Test elements, excellent rings, and content functions

TL;DR

This paper extends the theory of test elements and F-jumping numbers to broader classes of rings, establishing new properties of excellent regular rings and developing parallel theories of algebraic flatness and content.

Contribution

It introduces the parallel theories of Ohm-Rush and intersection flat algebras, proving their local checkability and descent properties, and applies these to advance understanding of test elements and F-singularity invariants.

Findings

Reduced quotients of excellent regular rings of characteristic p admit big test elements.

The set of F-jumping numbers of a principal ideal in a locally excellent regular ring is discrete in Q.

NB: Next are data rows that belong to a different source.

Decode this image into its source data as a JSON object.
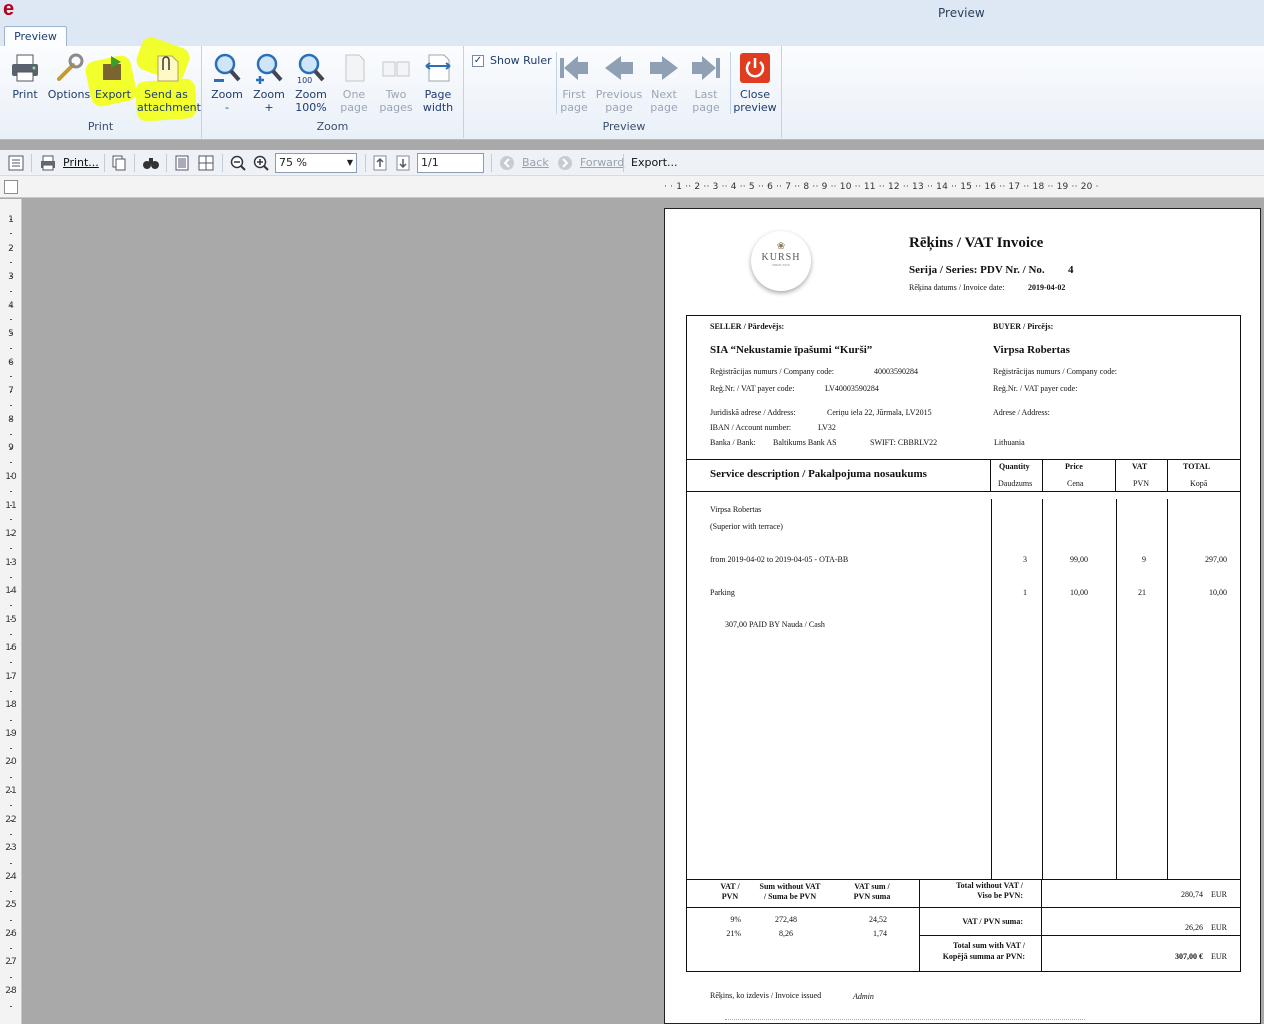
{
  "app": {
    "title": "Preview",
    "tab": "Preview"
  },
  "ribbon": {
    "print_group": {
      "label": "Print",
      "buttons": [
        {
          "l1": "Print",
          "l2": ""
        },
        {
          "l1": "Options",
          "l2": ""
        },
        {
          "l1": "Export",
          "l2": ""
        },
        {
          "l1": "Send as",
          "l2": "attachment"
        }
      ]
    },
    "zoom_group": {
      "label": "Zoom",
      "buttons": [
        {
          "l1": "Zoom",
          "l2": "-"
        },
        {
          "l1": "Zoom",
          "l2": "+"
        },
        {
          "l1": "Zoom",
          "l2": "100%"
        },
        {
          "l1": "One",
          "l2": "page"
        },
        {
          "l1": "Two",
          "l2": "pages"
        },
        {
          "l1": "Page",
          "l2": "width"
        }
      ]
    },
    "preview_group": {
      "label": "Preview",
      "show_ruler": "Show Ruler",
      "show_ruler_checked": true,
      "buttons": [
        {
          "l1": "First",
          "l2": "page"
        },
        {
          "l1": "Previous",
          "l2": "page"
        },
        {
          "l1": "Next",
          "l2": "page"
        },
        {
          "l1": "Last",
          "l2": "page"
        },
        {
          "l1": "Close",
          "l2": "preview"
        }
      ]
    },
    "zoom_icon_text": "100"
  },
  "toolbar": {
    "print": "Print...",
    "zoom_value": "75 %",
    "page_value": "1/1",
    "back": "Back",
    "forward": "Forward",
    "export": "Export..."
  },
  "ruler": {
    "h_labels": [
      "1",
      "2",
      "3",
      "4",
      "5",
      "6",
      "7",
      "8",
      "9",
      "10",
      "11",
      "12",
      "13",
      "14",
      "15",
      "16",
      "17",
      "18",
      "19",
      "20"
    ],
    "v_labels": [
      "1",
      "2",
      "3",
      "4",
      "5",
      "6",
      "7",
      "8",
      "9",
      "10",
      "11",
      "12",
      "13",
      "14",
      "15",
      "16",
      "17",
      "18",
      "19",
      "20",
      "21",
      "22",
      "23",
      "24",
      "25",
      "26",
      "27",
      "28"
    ]
  },
  "invoice": {
    "logo_text": "KURSH",
    "logo_sub": "SINCE 2015",
    "title": "Rēķins / VAT Invoice",
    "series_label": "Serija / Series: PDV  Nr. / No.",
    "number": "4",
    "date_label": "Rēķina datums / Invoice date:",
    "date": "2019-04-02",
    "seller": {
      "heading": "SELLER / Pārdevējs:",
      "name": "SIA “Nekustamie īpašumi “Kurši”",
      "reg_label": "Reģistrācijas numurs / Company code:",
      "reg": "40003590284",
      "vat_label": "Reģ.Nr. / VAT payer code:",
      "vat": "LV40003590284",
      "addr_label": "Juridiskā adrese / Address:",
      "addr": "Ceriņu iela 22, Jūrmala, LV2015",
      "iban_label": "IBAN / Account number:",
      "iban": "LV32",
      "bank_label": "Banka / Bank:",
      "bank": "Baltikums Bank AS",
      "swift": "SWIFT: CBBRLV22"
    },
    "buyer": {
      "heading": "BUYER / Pircējs:",
      "name": "Virpsa Robertas",
      "reg_label": "Reģistrācijas numurs / Company code:",
      "vat_label": "Reģ.Nr. / VAT payer code:",
      "addr_label": "Adrese / Address:",
      "country": "Lithuania"
    },
    "columns": {
      "desc": "Service description / Pakalpojuma nosaukums",
      "qty": "Quantity",
      "qty_sub": "Daudzums",
      "price": "Price",
      "price_sub": "Cena",
      "vat": "VAT",
      "vat_sub": "PVN",
      "total": "TOTAL",
      "total_sub": "Kopā"
    },
    "guest_name": "Virpsa Robertas",
    "room_type": "(Superior with terrace)",
    "items": [
      {
        "desc": "from 2019-04-02 to 2019-04-05 - OTA-BB",
        "qty": "3",
        "price": "99,00",
        "vat": "9",
        "total": "297,00"
      },
      {
        "desc": "Parking",
        "qty": "1",
        "price": "10,00",
        "vat": "21",
        "total": "10,00"
      }
    ],
    "paid": "307,00 PAID BY Nauda / Cash",
    "vat_table": {
      "h1": "VAT /",
      "h1b": "PVN",
      "h2": "Sum without VAT",
      "h2b": "/ Suma be PVN",
      "h3": "VAT sum /",
      "h3b": "PVN suma",
      "rows": [
        {
          "rate": "9%",
          "sum": "272,48",
          "vat": "24,52"
        },
        {
          "rate": "21%",
          "sum": "8,26",
          "vat": "1,74"
        }
      ]
    },
    "totals": {
      "no_vat_label1": "Total without VAT /",
      "no_vat_label2": "Viso be PVN:",
      "no_vat": "280,74",
      "vat_label": "VAT / PVN suma:",
      "vat": "26,26",
      "with_vat_label1": "Total sum with VAT /",
      "with_vat_label2": "Kopējā summa ar PVN:",
      "with_vat": "307,00 €",
      "currency": "EUR"
    },
    "issued_label": "Rēķins, ko izdevis / Invoice issued",
    "issued_by": "Admin"
  },
  "colors": {
    "highlight": "#f2ff1b",
    "close": "#e03c1f",
    "ribbon_text": "#1e3c6e"
  }
}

There is a uniform bound on Hartshorne-Speiser-Lyubeznik numbers for certain rings.

Abstract

Broadening existing results in the literature to much wider classes of rings, we prove among other things: 1. Reduced quotients of excellent regular rings of characteristic $p$ admit big test elements, 2. The set of F-jumping numbers of a principal ideal in a locally excellent regular ring is a discrete subset of $\mathbb Q$, and 3. If $R$ is a quotient of a locally excellent regular ring of prime characteristic, then there is a uniform upper bound on the Hartshorne-Speiser-Lyubeznik numbers of the injective hulls of the residue fields of $R$. To do so, we develop the parallel theories of Ohm-Rush and intersection flat algebras. We show that both properties can be checked locally in flat maps of Noetherian rings. We show that intersection-flatness admits a content theory parallel to that of Ohm-Rush content for Ohm-Rush algebras. We develop descent results for these properties. Using the descent result for intersection flatness, we obtain a local condition under which a faithfully flat map of Noetherian rings must be intersection-flat. The local condition for intersection-flatness allows us to conclude that finitely generated faithfully flat algebras over a Noetherian ring are intersection-flat. Combining the local condition for intersection flatness with results of Kunz and Radu yields the conclusion that the Frobenius endomorphism associated to a locally excellent regular ring of prime characteristic is intersection-flat, thus answering a question of Sharp. Applications of the latter result include the three enumerated results above. We also get applications to tight closure and parameter test ideals.